WireGuard trifft dasselbe Schicksal
Fast zeitgleich berichtet auch das Entwicklerteam hinter WireGuard, einer der beliebtesten und technisch besonders eleganten VPN-Lösungen, von einem vergleichbaren Problem. Nach rund vier Jahren stehen erstmals wieder größere Updates für den Windows-Client bereit – darunter Verbesserungen am WireGuardNT-Treiber. Doch auch hier gilt: Ohne Microsofts Treibersignatur ist der Weg zum Nutzer versperrt. Der zuständige Entwickler schilderte die Situation öffentlich und machte deutlich, dass Microsoft aktuell auf der Bremse steht und die Einreichung zur Signierung ins Stocken geraten ist.
Ein systemisches Problem mit weitreichenden Folgen
Beide Fälle werfen ein Schlaglicht auf eine Abhängigkeit, die im Windows-Ökosystem tief verwurzelt ist: Microsofts Pflicht zur Treibersignierung ist aus sicherheitstechnischer Sicht durchaus sinnvoll – sie verhindert, dass unsignierter oder manipulierter Code tief ins System eindringt. Doch die Kehrseite ist eine erhebliche Machtkonzentration beim Redmonder Konzern. Wer auf ein gesperrtes Konto stößt oder im Bürokratiedschungel steckenbleibt, hat faktisch keine Möglichkeit, seine Software weiterzupflegen – zumindest nicht für die Windows-Plattform.

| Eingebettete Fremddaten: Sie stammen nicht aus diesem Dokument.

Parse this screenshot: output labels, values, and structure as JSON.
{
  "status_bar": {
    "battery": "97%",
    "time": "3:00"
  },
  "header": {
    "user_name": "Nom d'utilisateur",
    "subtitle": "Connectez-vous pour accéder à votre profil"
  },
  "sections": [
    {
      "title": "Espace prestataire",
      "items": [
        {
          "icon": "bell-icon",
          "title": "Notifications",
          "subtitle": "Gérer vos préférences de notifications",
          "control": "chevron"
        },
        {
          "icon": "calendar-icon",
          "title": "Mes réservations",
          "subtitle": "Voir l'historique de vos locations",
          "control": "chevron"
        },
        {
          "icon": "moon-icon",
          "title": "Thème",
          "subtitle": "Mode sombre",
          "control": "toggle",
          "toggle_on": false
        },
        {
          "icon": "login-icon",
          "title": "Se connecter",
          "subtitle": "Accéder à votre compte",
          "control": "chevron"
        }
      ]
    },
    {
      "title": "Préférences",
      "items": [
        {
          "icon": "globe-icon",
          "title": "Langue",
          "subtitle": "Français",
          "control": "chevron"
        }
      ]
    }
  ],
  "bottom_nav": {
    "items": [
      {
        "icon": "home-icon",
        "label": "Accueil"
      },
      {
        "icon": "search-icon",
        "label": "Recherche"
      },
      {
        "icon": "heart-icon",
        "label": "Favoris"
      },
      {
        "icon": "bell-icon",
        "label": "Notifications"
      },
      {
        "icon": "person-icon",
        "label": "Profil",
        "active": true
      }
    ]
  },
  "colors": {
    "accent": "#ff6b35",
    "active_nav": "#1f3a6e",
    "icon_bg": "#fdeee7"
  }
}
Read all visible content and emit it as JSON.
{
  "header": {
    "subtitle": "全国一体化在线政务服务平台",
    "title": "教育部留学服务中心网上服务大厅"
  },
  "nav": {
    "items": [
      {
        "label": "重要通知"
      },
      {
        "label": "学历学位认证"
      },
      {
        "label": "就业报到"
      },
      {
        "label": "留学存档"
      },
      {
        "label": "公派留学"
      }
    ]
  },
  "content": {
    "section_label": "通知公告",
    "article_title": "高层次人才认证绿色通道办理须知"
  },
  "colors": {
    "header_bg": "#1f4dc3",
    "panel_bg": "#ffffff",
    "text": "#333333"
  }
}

Für Nutzer bedeutet das konkret: Sicherheitsupdates, Bugfixes und neue Features können nicht ausgeliefert werden, solange die Signaturprobleme ungelöst bleiben. Gerade bei sicherheitskritischer Software wie einem Verschlüsselungstool oder einem VPN-Client ist das mehr als unbefriedigend. Wer auf aktuelle Versionen angewiesen ist, muss entweder auf Linux-Alternativen ausweichen oder auf eine Lösung warten, die allein von Microsofts Reaktionsgeschwindigkeit abhängt.
Die Vorfälle rund um VeraCrypt und WireGuard dürften kaum Einzelfälle sein. Sie machen deutlich, wie fragil die Infrastruktur für Open-Source-Entwickler unter Windows sein kann – und wie wenig Rückhalt kleinere Teams haben, wenn sie in die Mühlen großer Plattformbetreiber geraten.